To text or not to text

This archived article was written by: Kara Heaton

Last year during the 4th of July Provo parade, I was reading a magazine to cure my boredom.   I was flipping through and found a game, which you basically searched the crowds for something, and if you found it, you got a certain amount of points.   As I read down the list, one in particular popped out to me.  It was, “Find a teenager texting, two points.”     I had to laugh, for lying in my lap was my cell phone, a text waiting to be read.   My sister, sitting beside me in a green lawn chair, also had her cell phone out and was texting a friend.   I looked up and across the street; with just a quick glance, I saw three different teenagers with their phones out.

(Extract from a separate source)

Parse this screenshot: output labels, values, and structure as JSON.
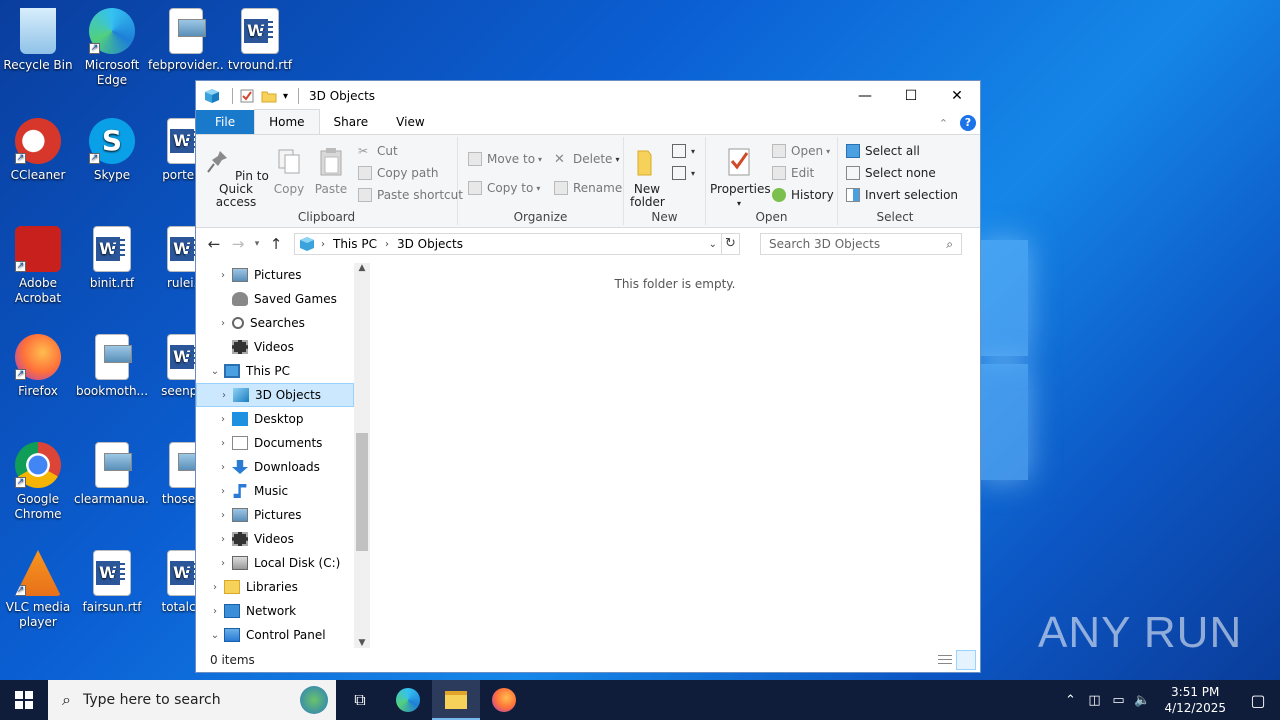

Texting is a wonderful and great invention.   It allows friends to stay in touch, even when they are in different places.   It doesn’t require the use of a computer; you can be out running errands or shopping. If you’re somewhere you can’t talk on the phone, or if you just need to ask a friend a quick question, you can pull your phone out and text them.     Text messaging has pulled us, as a human race, together. But obviously, it isn’t all good.   Face to face communication is slowly going down hill; to solve their problems, people e-mail, instant message, or text. Texting in Texting in school has also become a large problem; teachers and administration are worried that students are getting distracted with texting and are cheating on tests.
Texting and other electronic forms of communication are making it so that people don’t have to talk face to face.   E-mailing is a simple way to avoid face to face conflict that can be uncomfortable.   But by e-mailing someone and not talking to them, your emotions can be either misunderstood, or completely looked over.   Sarcasm is hard to discern when reading it, unless you know the person well or they specify that it is sarcasm.   Sometimes your feelings won’t be completely obvious to someone else.

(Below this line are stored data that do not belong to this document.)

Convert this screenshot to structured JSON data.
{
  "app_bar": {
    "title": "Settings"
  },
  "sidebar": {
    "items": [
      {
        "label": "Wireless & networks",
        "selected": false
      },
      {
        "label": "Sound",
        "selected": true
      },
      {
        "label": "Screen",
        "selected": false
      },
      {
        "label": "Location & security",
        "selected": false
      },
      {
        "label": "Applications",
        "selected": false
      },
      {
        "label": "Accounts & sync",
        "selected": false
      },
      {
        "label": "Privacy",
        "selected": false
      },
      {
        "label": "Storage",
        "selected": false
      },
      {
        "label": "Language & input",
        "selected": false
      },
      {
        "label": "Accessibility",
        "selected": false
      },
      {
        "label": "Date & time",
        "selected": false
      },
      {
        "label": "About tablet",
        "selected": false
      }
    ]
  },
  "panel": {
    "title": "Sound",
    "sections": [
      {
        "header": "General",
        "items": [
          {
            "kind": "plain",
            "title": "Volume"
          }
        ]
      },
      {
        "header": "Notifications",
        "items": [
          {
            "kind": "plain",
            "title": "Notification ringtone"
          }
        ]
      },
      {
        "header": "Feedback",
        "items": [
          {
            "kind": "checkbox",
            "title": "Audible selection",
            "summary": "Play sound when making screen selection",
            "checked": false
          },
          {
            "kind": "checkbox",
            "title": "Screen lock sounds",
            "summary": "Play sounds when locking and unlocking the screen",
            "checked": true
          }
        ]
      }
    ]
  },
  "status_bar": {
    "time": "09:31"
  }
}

Texting in schools has become an increasing problem. Many schools have banned the use of cell phones during class, and some have even gone to the extreme of banning cell phones from school property.   Cell phones have been used to cheat on tests, which is causing numerous discussions about the need for teenagers to have cell phones in school.   Instead of banning cell phones from schools, though, administrators and school districts have decided that, instead of banning texting, they are encouraging students to use their cell phones. The idea behind that is that people should embrace the use of technology, not shun it.
Even though texting and technology has     brought the human race together, as I already said, it is also pulling us apart.   So while you text away and talk to your friends on the computer, remember that arguments can’t be solved over the internet and that you need to follow rules that your school has set down.